Environmental restoration work in Virginia’s George Washington National Forest got a boost this month thanks to newly announced federal grant funds.
Developed in a two and half year public collaborative process, the Lower Cowpasture Restoration and Management Project intends to improve forest health and resilience and the Cowpasture River watershed within the national forest. Project activities include diversifying previously cut-over forest stands, improving water quality, and removing non-native plants, among others, while protecting old growth forest and enhancing the trail network in the area. To achieve these aims, the U.S. Forest Service and partners will use timber harvest, forest thinning, and habitat management, combined with ongoing public involvement and enhanced monitoring.
When allocating more than $520,000 to the project, the U.S Department of Agriculture noted the unique collaboration behind the plans. The award-winning, multi-year process involved the George Washington National Forest Stakeholder Collaborative, which consists of about 20 local organizations and individuals with diverse interests, including SELC, who worked together to develop a project that now has broad support during the implementation phase.

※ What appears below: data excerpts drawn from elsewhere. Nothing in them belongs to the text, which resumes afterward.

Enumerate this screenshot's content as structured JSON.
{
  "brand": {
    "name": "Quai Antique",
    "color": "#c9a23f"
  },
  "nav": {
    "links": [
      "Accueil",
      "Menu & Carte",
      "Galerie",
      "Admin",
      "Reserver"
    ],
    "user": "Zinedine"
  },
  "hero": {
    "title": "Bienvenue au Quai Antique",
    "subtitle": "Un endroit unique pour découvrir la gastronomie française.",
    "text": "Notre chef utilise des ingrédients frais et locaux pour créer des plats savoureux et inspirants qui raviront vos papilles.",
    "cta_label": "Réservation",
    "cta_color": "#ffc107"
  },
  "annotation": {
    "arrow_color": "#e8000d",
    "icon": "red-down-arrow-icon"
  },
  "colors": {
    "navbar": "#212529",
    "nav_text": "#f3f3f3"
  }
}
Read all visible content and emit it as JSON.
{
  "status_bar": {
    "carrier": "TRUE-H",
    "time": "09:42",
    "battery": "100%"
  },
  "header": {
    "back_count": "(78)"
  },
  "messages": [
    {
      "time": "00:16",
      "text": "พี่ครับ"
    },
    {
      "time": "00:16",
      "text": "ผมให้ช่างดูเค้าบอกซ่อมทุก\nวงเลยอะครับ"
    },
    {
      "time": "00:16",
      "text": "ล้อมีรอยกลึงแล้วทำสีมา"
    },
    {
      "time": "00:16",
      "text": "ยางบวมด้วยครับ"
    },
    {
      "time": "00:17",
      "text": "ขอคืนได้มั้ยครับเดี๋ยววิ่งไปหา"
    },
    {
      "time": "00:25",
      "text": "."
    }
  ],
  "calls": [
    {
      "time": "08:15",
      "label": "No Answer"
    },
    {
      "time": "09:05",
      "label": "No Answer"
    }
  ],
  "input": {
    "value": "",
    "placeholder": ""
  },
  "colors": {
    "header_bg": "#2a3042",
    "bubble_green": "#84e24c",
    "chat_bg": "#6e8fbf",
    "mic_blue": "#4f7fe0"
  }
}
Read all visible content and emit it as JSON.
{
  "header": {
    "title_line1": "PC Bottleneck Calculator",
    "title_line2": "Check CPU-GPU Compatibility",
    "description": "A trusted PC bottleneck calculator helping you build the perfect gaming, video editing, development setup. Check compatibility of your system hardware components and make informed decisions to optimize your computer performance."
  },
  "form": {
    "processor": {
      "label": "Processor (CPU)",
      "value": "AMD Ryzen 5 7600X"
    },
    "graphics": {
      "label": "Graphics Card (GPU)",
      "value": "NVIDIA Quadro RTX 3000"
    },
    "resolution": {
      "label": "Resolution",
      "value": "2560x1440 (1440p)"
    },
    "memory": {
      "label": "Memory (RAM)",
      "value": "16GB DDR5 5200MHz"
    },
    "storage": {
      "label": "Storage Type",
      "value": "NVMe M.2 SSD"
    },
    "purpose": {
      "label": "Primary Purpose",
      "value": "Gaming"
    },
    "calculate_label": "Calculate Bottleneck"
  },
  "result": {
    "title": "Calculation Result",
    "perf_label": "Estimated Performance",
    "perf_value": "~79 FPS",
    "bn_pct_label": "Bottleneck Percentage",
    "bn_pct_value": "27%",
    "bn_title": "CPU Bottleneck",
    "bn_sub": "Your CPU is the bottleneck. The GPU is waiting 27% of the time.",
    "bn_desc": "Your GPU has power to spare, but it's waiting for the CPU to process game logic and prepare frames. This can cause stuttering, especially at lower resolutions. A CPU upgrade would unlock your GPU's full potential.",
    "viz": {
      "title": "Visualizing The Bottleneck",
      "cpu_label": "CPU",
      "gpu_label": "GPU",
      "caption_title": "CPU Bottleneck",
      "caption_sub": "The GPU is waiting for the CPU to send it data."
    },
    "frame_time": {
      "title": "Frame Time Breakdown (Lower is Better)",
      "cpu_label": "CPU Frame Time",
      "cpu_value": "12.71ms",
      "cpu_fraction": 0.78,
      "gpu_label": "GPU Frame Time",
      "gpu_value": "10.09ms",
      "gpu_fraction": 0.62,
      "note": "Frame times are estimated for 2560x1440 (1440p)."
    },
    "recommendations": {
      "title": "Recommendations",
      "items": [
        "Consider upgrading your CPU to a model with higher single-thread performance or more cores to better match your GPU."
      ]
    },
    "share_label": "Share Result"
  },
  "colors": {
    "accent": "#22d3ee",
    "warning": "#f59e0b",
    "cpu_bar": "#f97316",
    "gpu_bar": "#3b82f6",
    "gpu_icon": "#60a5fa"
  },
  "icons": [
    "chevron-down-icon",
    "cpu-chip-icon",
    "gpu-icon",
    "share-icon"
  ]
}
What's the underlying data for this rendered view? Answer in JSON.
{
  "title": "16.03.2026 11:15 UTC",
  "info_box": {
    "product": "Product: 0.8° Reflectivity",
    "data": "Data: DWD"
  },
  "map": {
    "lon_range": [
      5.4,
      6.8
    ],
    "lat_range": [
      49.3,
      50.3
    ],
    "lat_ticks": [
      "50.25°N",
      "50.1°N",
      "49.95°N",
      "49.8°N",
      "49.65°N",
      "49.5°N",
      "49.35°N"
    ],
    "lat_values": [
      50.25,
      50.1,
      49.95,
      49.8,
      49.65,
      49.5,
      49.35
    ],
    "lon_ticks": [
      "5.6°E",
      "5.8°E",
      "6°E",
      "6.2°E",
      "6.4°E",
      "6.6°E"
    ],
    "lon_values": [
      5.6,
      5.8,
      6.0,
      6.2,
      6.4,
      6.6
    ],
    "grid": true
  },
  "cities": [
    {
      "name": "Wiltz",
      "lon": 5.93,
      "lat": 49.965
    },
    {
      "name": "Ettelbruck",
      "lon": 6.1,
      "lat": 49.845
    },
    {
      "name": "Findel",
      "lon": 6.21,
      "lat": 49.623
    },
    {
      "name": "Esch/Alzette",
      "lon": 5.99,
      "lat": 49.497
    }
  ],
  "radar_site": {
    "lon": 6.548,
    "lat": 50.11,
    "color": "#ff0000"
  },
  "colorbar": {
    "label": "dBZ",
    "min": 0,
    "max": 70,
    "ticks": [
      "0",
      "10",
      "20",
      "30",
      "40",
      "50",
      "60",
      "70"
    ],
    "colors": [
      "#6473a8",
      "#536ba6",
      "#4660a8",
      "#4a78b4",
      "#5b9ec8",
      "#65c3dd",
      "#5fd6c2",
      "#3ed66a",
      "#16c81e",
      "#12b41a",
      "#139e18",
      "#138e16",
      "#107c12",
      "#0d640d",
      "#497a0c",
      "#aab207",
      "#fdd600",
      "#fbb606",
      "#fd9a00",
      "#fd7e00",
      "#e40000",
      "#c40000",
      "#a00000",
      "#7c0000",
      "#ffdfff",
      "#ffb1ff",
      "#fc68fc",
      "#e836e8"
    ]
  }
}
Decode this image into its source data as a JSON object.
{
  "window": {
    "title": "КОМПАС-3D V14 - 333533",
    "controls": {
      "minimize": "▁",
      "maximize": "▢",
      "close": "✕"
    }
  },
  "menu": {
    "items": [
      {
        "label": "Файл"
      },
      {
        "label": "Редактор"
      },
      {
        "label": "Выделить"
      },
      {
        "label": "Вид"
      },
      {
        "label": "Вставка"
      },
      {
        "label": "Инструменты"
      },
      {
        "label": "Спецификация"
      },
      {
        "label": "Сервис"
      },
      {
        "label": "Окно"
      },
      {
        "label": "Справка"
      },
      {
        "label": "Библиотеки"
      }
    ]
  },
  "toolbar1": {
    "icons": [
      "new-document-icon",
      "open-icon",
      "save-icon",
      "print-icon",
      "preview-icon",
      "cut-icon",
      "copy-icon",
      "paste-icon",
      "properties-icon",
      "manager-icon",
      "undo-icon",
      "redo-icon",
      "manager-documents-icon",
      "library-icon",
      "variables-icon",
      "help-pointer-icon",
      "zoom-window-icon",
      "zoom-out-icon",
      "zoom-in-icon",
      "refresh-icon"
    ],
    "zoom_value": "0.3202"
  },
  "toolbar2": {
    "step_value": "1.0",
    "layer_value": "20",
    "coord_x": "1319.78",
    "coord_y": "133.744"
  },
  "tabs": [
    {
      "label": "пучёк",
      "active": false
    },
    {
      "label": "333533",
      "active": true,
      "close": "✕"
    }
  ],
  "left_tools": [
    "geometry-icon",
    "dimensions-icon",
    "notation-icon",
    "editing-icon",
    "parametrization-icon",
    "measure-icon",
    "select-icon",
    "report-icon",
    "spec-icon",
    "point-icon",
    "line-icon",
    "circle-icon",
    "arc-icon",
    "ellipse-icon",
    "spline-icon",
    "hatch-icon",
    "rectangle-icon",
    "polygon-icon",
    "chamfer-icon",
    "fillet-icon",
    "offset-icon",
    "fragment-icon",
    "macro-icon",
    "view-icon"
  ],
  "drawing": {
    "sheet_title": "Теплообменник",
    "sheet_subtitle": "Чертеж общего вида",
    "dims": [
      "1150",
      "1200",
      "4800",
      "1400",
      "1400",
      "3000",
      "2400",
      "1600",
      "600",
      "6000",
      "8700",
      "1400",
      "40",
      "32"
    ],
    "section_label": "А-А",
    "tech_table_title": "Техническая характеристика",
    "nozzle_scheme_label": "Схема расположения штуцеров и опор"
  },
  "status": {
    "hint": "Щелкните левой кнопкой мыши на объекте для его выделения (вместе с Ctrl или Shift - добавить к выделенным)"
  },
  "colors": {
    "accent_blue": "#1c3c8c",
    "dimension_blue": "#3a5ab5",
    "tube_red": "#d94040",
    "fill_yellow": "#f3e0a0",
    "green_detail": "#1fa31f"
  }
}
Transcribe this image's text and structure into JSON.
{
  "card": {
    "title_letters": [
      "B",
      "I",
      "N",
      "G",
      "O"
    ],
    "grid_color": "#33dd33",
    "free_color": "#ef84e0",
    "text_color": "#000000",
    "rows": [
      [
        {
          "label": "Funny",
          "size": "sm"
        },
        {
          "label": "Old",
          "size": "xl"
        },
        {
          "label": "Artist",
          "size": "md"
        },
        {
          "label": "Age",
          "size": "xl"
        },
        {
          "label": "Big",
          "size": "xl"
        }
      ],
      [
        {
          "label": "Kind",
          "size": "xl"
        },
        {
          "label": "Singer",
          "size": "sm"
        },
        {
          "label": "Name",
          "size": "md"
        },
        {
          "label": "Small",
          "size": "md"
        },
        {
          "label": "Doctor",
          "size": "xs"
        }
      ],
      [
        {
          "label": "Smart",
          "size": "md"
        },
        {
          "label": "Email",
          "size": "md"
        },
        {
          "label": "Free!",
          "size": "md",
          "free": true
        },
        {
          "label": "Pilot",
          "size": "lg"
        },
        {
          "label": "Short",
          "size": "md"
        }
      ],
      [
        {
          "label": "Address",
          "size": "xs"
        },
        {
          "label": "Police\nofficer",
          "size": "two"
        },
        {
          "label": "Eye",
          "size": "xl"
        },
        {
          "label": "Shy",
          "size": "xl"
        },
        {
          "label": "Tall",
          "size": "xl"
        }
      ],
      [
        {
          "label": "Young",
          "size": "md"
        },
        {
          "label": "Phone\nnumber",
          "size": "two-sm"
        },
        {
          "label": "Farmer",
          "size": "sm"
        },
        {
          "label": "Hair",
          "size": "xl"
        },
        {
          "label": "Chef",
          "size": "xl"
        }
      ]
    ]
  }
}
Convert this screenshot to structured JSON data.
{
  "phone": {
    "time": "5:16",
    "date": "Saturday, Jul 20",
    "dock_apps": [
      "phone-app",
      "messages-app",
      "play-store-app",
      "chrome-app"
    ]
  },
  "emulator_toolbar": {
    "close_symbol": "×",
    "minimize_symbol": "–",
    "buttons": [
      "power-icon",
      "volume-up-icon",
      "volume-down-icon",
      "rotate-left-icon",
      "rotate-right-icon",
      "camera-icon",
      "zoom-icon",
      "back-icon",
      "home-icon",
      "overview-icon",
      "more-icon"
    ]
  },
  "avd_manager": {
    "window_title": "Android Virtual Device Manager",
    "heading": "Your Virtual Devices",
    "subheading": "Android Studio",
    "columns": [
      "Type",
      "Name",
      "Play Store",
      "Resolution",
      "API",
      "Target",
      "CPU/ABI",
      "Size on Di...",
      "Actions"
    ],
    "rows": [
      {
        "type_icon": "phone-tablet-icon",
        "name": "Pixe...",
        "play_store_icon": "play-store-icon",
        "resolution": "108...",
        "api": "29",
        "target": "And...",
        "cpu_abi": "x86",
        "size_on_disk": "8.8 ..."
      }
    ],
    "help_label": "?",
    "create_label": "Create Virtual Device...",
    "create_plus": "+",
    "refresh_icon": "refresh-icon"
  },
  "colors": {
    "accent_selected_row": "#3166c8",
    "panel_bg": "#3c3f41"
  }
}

“The commitment to collaboration by group members and the Forest Service, as well as great leadership by the steering committee, was critical in getting to this point,” said Kristin Davis, staff attorney. “We’re glad that the strengths of this project stood out on a national scale, proving that collaboratively developed projects can attract extra funding.”
The grant funding will come from the U.S. Forest Service and the Natural Resources Conservation Services through the Joint Chiefs’ Landscape Restoration Partnership. Work on the project started in 2015.